O frio trazido pela noite faz com que a visita aos restaurantes seja inevitável. Para contornar a baixa sensação térmica mesmo fora do inverno, a dica é encontrar uma boa sequência de fondue - não confundir com rodízio. O preço individual é em média R$ 50 para que se possa experimentar os pratos de queijo, carne e chocolate. Também é possível pedir fondues à la carte (média de R$ 60), com alguns sabores diferentes.

O jornalista viajou a convite da CVC, da Webjet e do Serrano Resort & Spa.

Mini Mundo continua a surpreender

A recriação de grandes construções mundiais é a chave do sucesso do Mini Mundo. O pequeno parque temático tem encantado crianças e adultos desde os anos 1980 em Gramado e continua a surpreender todos que o visitam. A entrada custa R$ 14 e crianças pagam meia.

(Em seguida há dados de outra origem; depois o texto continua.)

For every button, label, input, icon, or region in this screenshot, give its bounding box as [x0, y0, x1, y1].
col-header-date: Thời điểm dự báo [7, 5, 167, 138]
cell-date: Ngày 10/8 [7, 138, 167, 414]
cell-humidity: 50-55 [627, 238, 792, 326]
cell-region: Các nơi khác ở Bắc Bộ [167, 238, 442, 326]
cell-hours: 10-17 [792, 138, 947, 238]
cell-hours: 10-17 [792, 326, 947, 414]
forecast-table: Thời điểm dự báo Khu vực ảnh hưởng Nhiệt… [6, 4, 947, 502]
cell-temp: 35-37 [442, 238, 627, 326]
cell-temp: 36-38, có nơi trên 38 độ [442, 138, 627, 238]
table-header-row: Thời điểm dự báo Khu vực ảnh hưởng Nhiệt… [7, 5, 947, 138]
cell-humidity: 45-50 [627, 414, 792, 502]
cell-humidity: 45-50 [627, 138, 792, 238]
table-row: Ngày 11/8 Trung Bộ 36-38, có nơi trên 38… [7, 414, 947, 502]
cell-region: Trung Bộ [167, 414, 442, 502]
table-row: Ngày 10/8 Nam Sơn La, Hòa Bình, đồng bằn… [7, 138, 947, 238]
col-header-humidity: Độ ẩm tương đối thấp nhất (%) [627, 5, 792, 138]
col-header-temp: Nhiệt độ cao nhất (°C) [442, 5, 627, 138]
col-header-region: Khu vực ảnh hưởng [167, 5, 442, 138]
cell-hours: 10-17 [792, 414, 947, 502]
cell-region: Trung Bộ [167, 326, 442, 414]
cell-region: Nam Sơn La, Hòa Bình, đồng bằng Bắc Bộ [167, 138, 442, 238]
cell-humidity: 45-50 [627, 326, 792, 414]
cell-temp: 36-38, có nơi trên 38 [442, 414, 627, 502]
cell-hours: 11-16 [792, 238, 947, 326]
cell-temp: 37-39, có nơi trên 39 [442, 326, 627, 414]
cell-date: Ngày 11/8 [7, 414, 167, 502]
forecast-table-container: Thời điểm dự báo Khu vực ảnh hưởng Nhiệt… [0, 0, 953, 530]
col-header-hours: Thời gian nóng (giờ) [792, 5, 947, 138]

O espaço foi criado quando o descendente de alemães Otto Höppner decidiu presentear a neta com uma versão grande de casa de boneca. Para o neto, elaborou uma estação de trem. A ideia começou a se desenvolver e, após a família conhecer atrações internacionais nos mesmos moldes, resolveu criar seu próprio parque.

As primeiras obras começaram a ganhar a companhia de miniaturas, na proporção de um por 24, de grandes construções. É possível observar réplicas da Estação Ferroviária de Neuffen e do Castelo de Lichtenstein (Alemanha), do Aeroporto Internacional de Bariloche (Argentina) e de locais da cidade de Porto Alegre, como o porto e a prefeitura. Alguns pontos turísticos da própria Gramado também ganham sua homenagem no espaço da família Höppner. Destaque para a miniatura do Castelo de Neuschwanstein, palácio alemão que inspirou o visionário norte-americano Walt Disney (1901-1966) a criar o famoso Castelo da Cinderela no parque Magic Kingdom, em Orlando. A cópia em miniatura demorou nove meses para ser construída e pesa mais de uma tonelada. Bonecos, carros e outros apetrechos fazem com que as réplicas ganhem mais vida. A chegada de datas comemorativas faz com que o parque ganhe enfeites temáticos.

As 204 maquetes foram construídas após os responsáveis terem acesso à planta baixa com as medidas oficiais das construções originais. A escolha de novas atrações leva em conta a forte história por trás dos locais.

A única obra de outro ponto do Brasil é a Igreja de São Francisco de Assis, em Minas Gerais. Com detalhes em amarelo e música barroca saindo de dentro do pequeno prédio, a atração ganha um toque diferente com a ‘presença' do papa Bento XVI e sua bênção aos fiéis.

A ideia dos responsáveis pelo Mini Mundo é de conseguir plantas baixas de outros locais brasileiros, mas o acesso a elas é muito difícil - por isso a maior presença de cartões-postais de outros países. Um dos objetivos do parque é ter versões em miniatura de obras marcantes de Oscar Niemeyer.

Em breve o Mini Mundo terá seu espaço ampliado. Outra ideia é a construção de um museu com antigas maquetes que já cederam lugar para as atuais. A expectativa é de que fique pronto em 2011.